Wkurzające newsy z rana

Finis

Anarcho-individual
439
1 922
Przyjechali do Polski po skarb zakopany przez dziadka, okradło ich państwo.

Strażacy z OSP Lubomierz, OSP Milęcice, uczniowie ZS w Lubomierzu, strażnicy miejscy i policjanci od soboty wieczora pilnowali miejsca, w którym obcokrajowcy chcieli odkopać ukryty w ziemi skarb po przodkach.

1 października w Lubomierzu zjawiło się dwóch młodych Niemców z Hamburga. Mieli ze sobą plan od dziadka, który przed wojną mieszkał w tej miejscowości i był ogrodnikiem. Dziadek sporządził plan w 1952 roku. Zawarł w nim dokładne wskazówki, gdzie jego potomkowie powinni szukać. Były tam zaznaczone 2 kapliczki i charakterystyczny świerk kłujący, który zasadził ten sam ogrodnik.

Kiedy wnukowie ogrodnika zjawili się tak wyposażeni w Lubomierzu, udali się we wskazane miejsce. Po drodze pożyczyli w jednym z domów szpadel. Zaczęli kopać, jednak kilkanaście minut później zjawiła się na miejscu policja. Wezwała ją mieszkanka pobliskiego domu.

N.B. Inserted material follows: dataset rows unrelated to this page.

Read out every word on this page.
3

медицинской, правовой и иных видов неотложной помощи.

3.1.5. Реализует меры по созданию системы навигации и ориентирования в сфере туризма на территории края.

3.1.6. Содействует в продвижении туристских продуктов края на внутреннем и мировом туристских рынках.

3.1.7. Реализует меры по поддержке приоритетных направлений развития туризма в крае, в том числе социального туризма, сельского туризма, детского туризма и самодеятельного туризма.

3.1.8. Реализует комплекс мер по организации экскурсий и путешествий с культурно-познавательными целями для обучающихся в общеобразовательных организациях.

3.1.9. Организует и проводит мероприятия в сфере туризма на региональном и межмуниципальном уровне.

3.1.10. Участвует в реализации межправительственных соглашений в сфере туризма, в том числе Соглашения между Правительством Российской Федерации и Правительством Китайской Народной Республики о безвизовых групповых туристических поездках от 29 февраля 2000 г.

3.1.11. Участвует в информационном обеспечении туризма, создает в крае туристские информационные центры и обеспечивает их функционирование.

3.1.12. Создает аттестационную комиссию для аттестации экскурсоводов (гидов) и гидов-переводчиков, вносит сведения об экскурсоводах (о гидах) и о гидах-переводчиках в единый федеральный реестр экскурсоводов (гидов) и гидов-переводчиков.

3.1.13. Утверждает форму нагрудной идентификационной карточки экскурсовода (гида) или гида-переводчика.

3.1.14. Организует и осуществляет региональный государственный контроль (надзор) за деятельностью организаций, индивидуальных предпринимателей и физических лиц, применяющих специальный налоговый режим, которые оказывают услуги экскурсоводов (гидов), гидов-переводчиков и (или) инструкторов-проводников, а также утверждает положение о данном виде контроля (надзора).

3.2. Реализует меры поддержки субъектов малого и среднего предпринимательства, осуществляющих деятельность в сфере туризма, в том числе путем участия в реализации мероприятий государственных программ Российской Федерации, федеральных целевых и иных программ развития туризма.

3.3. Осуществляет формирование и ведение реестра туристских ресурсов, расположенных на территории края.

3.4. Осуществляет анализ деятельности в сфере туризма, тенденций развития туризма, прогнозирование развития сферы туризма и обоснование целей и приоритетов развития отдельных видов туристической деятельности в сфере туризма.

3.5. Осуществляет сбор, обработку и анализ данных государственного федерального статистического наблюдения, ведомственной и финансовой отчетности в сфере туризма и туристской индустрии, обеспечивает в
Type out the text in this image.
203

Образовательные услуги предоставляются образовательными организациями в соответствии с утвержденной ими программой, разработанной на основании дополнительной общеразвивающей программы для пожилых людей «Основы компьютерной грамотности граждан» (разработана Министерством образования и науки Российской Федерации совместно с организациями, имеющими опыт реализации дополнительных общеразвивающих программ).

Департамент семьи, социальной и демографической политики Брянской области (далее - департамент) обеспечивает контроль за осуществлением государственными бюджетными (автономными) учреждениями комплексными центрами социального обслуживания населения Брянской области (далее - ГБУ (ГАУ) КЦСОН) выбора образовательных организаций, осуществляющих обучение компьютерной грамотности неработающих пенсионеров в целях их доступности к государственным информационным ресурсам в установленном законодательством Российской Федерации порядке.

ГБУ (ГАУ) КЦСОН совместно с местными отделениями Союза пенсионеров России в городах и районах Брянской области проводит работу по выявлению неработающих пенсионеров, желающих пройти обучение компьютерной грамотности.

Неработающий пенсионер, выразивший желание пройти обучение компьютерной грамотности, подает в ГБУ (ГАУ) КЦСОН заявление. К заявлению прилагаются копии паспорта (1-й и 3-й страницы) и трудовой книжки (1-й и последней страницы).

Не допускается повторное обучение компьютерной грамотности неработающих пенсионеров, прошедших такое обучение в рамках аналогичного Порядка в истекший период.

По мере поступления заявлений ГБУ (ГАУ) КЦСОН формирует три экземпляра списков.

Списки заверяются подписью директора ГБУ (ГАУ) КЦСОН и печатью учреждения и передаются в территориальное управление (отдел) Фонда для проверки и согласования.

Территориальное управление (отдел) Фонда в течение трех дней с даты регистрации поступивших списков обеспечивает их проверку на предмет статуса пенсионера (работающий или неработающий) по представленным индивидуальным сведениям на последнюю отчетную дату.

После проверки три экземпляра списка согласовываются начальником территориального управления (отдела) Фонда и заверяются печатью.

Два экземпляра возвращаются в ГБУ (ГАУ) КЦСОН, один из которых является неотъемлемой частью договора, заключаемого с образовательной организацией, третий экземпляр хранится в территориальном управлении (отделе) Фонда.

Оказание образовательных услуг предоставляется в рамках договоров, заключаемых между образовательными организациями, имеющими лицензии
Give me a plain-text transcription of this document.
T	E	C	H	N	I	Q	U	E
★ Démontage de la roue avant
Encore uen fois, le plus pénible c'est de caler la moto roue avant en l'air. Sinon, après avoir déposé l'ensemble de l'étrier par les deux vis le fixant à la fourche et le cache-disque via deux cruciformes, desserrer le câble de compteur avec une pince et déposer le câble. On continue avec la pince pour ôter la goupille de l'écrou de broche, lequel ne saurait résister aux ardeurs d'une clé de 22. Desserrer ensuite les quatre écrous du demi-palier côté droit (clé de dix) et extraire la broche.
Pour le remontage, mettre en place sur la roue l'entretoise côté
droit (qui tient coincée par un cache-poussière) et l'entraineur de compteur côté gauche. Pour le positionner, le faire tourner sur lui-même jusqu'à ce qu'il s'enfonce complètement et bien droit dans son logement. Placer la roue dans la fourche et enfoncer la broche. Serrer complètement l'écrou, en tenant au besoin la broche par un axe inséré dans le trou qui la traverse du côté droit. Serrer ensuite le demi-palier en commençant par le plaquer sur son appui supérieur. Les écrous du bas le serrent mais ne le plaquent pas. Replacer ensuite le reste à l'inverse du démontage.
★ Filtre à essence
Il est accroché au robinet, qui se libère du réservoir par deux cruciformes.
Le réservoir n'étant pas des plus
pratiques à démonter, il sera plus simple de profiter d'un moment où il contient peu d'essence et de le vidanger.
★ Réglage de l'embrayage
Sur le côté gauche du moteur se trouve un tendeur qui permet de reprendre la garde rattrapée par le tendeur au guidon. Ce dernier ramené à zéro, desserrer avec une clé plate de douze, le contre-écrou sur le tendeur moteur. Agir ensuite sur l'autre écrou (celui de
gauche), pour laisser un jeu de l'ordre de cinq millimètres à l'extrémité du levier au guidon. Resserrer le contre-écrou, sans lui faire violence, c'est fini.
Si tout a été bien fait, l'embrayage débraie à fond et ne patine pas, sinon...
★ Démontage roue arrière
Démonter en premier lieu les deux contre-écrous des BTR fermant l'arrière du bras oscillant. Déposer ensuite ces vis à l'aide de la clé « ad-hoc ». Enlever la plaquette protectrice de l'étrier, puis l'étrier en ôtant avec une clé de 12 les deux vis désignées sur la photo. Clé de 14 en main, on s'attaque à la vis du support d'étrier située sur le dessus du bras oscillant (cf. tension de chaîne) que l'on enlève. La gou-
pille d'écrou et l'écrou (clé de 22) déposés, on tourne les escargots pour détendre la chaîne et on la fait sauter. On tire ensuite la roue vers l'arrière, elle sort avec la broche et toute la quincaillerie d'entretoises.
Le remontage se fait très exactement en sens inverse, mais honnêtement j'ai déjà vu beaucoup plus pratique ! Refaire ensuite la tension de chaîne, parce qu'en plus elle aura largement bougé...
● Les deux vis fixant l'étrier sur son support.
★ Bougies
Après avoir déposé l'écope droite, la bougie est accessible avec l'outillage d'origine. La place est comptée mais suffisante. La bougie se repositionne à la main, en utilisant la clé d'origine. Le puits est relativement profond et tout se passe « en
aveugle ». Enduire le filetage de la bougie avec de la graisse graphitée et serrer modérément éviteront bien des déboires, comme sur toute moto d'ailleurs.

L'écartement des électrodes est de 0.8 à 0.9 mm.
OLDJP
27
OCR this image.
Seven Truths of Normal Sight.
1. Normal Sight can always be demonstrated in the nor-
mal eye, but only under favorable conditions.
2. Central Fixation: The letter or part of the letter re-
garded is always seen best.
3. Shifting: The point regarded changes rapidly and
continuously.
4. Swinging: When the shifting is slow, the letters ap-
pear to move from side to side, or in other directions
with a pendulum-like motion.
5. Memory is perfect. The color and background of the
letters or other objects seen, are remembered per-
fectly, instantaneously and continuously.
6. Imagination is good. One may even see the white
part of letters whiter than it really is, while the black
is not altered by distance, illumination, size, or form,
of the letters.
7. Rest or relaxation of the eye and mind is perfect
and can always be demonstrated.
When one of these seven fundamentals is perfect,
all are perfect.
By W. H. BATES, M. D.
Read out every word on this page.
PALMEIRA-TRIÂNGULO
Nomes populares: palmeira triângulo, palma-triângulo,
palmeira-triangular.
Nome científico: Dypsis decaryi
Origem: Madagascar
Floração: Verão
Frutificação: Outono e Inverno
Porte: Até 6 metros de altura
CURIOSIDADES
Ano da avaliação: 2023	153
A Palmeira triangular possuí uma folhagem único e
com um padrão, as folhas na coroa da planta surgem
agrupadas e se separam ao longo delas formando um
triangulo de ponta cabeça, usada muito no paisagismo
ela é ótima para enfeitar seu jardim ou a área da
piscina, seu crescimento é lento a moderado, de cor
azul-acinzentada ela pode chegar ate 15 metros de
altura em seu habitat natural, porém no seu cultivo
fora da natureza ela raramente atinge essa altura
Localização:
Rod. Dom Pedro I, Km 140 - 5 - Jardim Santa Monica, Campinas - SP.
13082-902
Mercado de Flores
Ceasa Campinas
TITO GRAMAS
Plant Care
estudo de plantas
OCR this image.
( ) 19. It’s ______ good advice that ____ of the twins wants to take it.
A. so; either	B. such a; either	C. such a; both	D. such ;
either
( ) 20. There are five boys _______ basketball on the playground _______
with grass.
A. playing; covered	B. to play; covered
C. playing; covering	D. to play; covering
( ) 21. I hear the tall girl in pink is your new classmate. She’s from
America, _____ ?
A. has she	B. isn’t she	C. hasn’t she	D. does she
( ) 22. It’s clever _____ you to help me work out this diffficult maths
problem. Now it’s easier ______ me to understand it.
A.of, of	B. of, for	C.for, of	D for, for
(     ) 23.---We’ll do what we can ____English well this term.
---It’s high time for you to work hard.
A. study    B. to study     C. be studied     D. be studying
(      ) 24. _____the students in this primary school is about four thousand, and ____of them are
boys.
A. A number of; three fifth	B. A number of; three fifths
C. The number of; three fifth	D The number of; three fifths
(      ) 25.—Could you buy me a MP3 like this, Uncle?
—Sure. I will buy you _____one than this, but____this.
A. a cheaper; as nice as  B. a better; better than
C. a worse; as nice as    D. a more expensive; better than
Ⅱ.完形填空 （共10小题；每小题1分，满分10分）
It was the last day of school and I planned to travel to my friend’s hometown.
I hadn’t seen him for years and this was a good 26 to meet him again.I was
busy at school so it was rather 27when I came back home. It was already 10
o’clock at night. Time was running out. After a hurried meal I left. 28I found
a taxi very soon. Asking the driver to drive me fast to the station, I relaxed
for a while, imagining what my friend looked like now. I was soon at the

Policjanci poinformowali lokalne władze o całym zajściu. Te wezwały na pomoc konserwatora zabytków i archeologa. Specjaliści zjawili się na miejscu w poniedziałek 3 października. Pod czujnym okiem fachowców wykopano z ziemi skarb, po czym następnego dnia w Urzędzie Gminy i Miasta w Lubomierzu dokładnie sprawdzono zawartość dwóch tajemniczych słoików, po czym ją zarchiwizowano. W środku było około 200 przedmiotów. Obywatele Niemiec, którzy przyjechali wykopać skarb, nie doczekali tego momentu - musieli wrócić do domu z pustymi rękoma.

http://lwowecki.info/pl/4015/59/c/przyjechali-po-ukryty-w-ziemi-skarb.html
A tutaj jest kontynuacja: http://lwowecki.info/pl/4024/59/c/zobacz--co-zawieral-skarb-z-lubomierza.html

Moim zdaniem, poniższy fragment jest w zasadzie tragikomiczny. Wynika z niego, że babsko pożyczyło najpierw łopatę, a potem zadzwoniło na policję.

"Po 70-ciu latach jego wnukowie wyposażeni w list opisujący miejsce ukrycia rodzinnych skarbów przyjechali do miasta Samych Swoich i po krótkim rekonesansie w terenie zapukali do jednego z pobliskich domostw z prośbą o pożyczenie łopaty. Kobiecie, która otworzyła im drzwi pokazali kartkę z informację po polsku.

- Mieli też informację napisaną po polsku. Było tam napisane, że są dobrymi ludźmi, nie będą przeszkadzać i przyjechali po swoje rodowe pamiątki - mówi dla stacji TVN24.pl Wiesław Ziółkowski, burmistrz Lubomierza."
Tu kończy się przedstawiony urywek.